Utilizing a real-time as a substitute of an index-based method helps us uphold this precept. As a result of we’re at all times fetching knowledge from exterior sources in response to a consumer question, we by no means danger that knowledge getting stale. There’s nothing saved on our facet, so staleness merely isn’t potential.
However how can we scope down queries to only knowledge that the querying consumer can entry within the exterior system? The Slack platform already supplies highly effective primitives for connecting exterior techniques to Slack, chief amongst them being OAuth. The OAuth protocol permits a consumer to securely authorize Slack to take agreed-upon actions on their behalf, like studying recordsdata the consumer can entry within the exterior system. By leveraging OAuth, we be certain that enterprise search can by no means carry out an motion the consumer didn’t authorize the system to carry out within the exterior system, and that the actions we carry out are a subset of these the consumer may themselves carry out.
Customers should explicitly grant entry to exterior sources
We imagine that your exterior knowledge must be yours to manage.
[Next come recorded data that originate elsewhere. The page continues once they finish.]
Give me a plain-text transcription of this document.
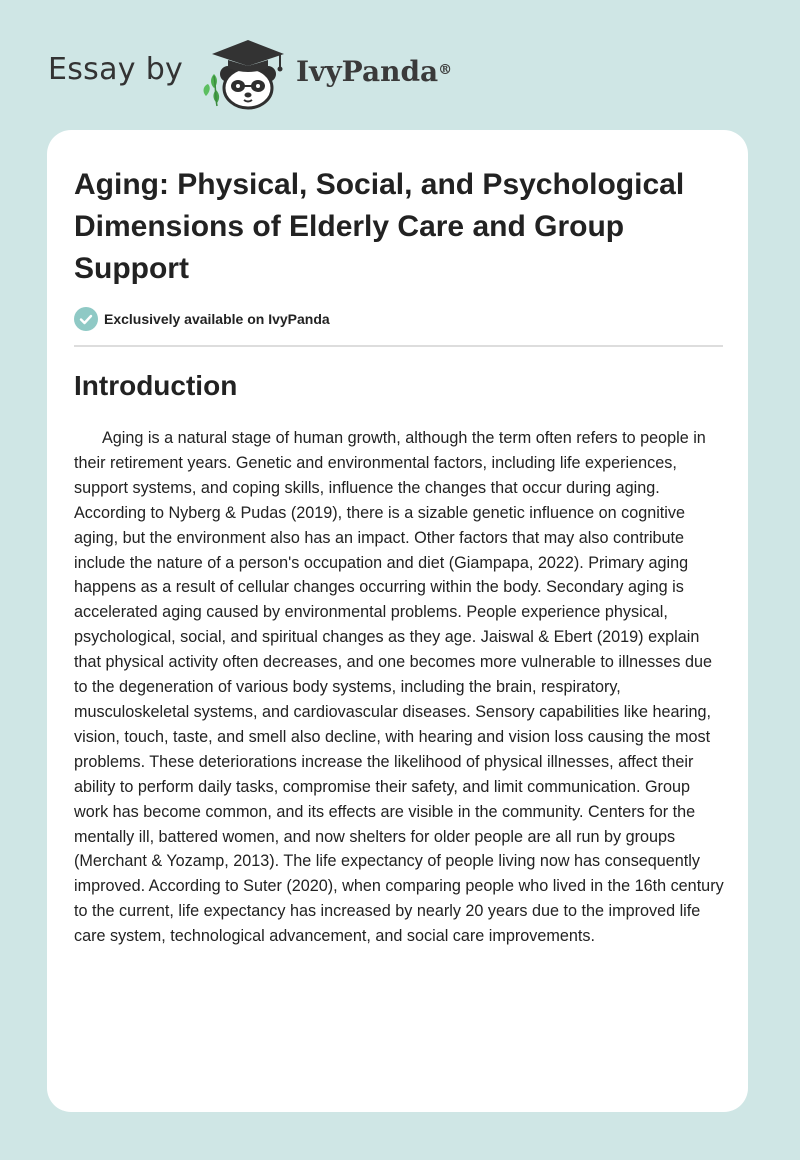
Essay by	IvyPanda®
Aging: Physical, Social, and Psychological Dimensions of Elderly Care and Group Support
Exclusively available on IvyPanda
Introduction

Aging is a natural stage of human growth, although the term often refers to people in their retirement years. Genetic and environmental factors, including life experiences, support systems, and coping skills, influence the changes that occur during aging. According to Nyberg & Pudas (2019), there is a sizable genetic influence on cognitive aging, but the environment also has an impact. Other factors that may also contribute include the nature of a person's occupation and diet (Giampapa, 2022). Primary aging happens as a result of cellular changes occurring within the body. Secondary aging is accelerated aging caused by environmental problems. People experience physical, psychological, social, and spiritual changes as they age. Jaiswal & Ebert (2019) explain that physical activity often decreases, and one becomes more vulnerable to illnesses due to the degeneration of various body systems, including the brain, respiratory, musculoskeletal systems, and cardiovascular diseases. Sensory capabilities like hearing, vision, touch, taste, and smell also decline, with hearing and vision loss causing the most problems. These deteriorations increase the likelihood of physical illnesses, affect their ability to perform daily tasks, compromise their safety, and limit communication. Group work has become common, and its effects are visible in the community. Centers for the mentally ill, battered women, and now shelters for older people are all run by groups (Merchant & Yozamp, 2013). The life expectancy of people living now has consequently improved. According to Suter (2020), when comparing people who lived in the 16th century to the current, life expectancy has increased by nearly 20 years due to the improved life care system, technological advancement, and social care improvements.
As such, Slack admins should choose in every exterior supply to be used of their group’s search outcomes and Search Solutions. They’ll additionally revoke this entry (for each search outcomes and Search Solutions) at any time.
Subsequent, Slack customers additionally explicitly grant entry earlier than we combine any exterior sources of their search. Customers can also revoke entry to any supply at any time. This stage of management is feasible as a result of OAuth-based method talked about above.
Precept of Least Privilege
An necessary safety precept is {that a} system ought to by no means request extra privileges than it requires. For enterprise search, which means after we connect with an exterior system, we solely request the OAuth scopes that are essential to fulfill search queries—particularly learn scopes.
Not solely can we adhere to the precept of least privilege, we present admins and finish customers the scopes we plan to request once they allow an exterior supply to be used in enterprise search. Which means that admins and finish customers at all times know which authorizations Slack requires to combine with an exterior supply.
Conclusion
At Salesforce, trust is our #1 value. We’re proud to have constructed an enterprise search expertise that places safety and privateness entrance and middle, constructing atop the strong safety ideas already instilled by Slack AI. We’re excited to see how our clients use this highly effective new performance, safe within the data that their exterior knowledge is at all times in good fingers.